The Pulse: February 2003

The Pulse: February 2003

Brace Yourself?
Think your knee brace is acting as ACL insurance? Sorry. Researchers from the University of Vermont examined nine injured athletes to measure how much their tibias slipped in relation to their femurs when they moved-something that a healthy ACL usually prevents-and found that the five most common braces let the joint move enough to allow for a possible injury. The upshot? A brace will help protect you from an external blow (say, an out-of-control lummox), but they can't save your ACL in a crash.

Yo-Yo Comps
Forget the peaceful pace and solitude of touring-let's make backcountry skiing an endurance race. The Euros have been doing it for a decade. Now, randonnée rallies have come stateside: When the gun goes off, competitors sprint (ski boots on) LeMans-style to their gear, skin up a few thousand vert, descend, skin up again, and repeat. This year, Crested Butte, CO, is joining the circuit (Feb. 16), along with Alpental, WA (Feb. 23); Stevens Pass, WA (Mar. 9); and Jackson Hole, WY (Mar. 22). For info, check out

Women: Weaker in the Knees
According to recent research in the Journal of Bone and Joint Surgery, there's another reason why women are at greater risk than men for knee injury. In addition to having softer ligaments, thanks to higher levels of estrogen, and a steeper angle from hip to knee that makes the joint more vulnerable, the muscles around women's knee joints just aren't as strong as men's. Every time those muscles contract, the joint stiffens, the bones stop shifting, and the ligaments are protected. When women in the study contracted their knee muscles, however, the joint only tightened by a factor of two, compared with a factor of three for the men in the study.

Bong Hits for IQ Points
Is that dreadlocked liftie a perma-crisp burnout or a burgeoning genius?

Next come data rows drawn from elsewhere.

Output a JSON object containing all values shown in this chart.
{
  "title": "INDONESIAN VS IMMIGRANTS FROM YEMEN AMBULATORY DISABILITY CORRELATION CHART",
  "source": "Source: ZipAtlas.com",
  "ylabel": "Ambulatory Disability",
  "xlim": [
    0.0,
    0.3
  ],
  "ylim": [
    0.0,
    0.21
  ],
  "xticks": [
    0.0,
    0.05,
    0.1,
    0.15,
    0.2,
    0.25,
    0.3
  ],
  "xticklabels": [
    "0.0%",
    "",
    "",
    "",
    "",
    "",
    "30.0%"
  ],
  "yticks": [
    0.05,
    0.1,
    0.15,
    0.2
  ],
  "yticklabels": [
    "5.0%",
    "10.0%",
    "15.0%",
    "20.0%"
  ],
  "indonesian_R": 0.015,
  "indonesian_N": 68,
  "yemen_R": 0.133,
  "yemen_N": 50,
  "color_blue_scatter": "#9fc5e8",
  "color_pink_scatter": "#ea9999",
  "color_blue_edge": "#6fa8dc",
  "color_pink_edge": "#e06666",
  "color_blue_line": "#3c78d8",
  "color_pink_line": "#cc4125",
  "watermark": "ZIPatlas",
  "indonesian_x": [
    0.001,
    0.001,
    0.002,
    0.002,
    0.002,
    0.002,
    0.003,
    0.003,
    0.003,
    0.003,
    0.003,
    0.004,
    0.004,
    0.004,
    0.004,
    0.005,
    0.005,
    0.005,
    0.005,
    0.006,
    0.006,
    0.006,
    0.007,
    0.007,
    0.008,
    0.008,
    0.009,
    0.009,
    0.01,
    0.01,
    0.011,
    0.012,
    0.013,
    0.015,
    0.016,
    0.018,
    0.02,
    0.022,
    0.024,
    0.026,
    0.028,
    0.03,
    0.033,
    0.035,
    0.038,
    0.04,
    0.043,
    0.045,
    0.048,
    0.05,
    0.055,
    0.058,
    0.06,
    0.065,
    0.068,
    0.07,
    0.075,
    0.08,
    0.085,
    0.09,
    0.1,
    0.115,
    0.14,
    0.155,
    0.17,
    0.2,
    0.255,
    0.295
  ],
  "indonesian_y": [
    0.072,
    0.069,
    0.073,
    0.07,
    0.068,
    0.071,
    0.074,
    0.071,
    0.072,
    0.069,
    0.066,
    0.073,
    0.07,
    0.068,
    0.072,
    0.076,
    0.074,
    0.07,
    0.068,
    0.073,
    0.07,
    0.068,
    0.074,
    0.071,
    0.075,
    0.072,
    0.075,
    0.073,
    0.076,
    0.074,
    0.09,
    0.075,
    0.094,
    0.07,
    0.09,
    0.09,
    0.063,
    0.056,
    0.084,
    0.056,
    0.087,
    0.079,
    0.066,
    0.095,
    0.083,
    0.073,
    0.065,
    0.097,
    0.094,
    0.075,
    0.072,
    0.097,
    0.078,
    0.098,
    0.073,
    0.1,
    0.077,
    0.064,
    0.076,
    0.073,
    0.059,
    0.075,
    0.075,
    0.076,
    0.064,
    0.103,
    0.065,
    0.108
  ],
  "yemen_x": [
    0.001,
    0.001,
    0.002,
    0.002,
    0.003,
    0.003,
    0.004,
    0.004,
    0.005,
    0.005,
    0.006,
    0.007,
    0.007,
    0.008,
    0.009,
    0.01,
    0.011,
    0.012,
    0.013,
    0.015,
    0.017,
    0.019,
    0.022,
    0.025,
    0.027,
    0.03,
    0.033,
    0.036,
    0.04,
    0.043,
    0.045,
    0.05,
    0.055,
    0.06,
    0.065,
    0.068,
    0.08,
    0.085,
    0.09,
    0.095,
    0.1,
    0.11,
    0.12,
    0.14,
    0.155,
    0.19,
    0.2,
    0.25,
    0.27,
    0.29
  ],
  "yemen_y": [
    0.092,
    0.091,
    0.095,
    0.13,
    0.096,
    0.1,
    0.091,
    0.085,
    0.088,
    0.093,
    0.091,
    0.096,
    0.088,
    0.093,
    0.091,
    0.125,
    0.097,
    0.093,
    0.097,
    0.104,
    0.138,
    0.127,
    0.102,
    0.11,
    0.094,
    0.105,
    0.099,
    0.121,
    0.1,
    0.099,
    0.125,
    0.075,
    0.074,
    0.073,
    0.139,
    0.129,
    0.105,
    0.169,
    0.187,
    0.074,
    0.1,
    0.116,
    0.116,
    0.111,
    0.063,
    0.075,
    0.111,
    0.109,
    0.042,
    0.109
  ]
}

Maybe both. Canadian researchers have found that smoking between one and five marijuana joints a week can actually make you smarter. The study-which has been tracking the same kids since 1978-compared the test results of 70 nine- to 12-year-olds taken eight years ago (pre pot) and their current IQs. Those who smoked regularly showed an average increase of 5.8 points; those who didn't smoke at all picked up just 2.6 points.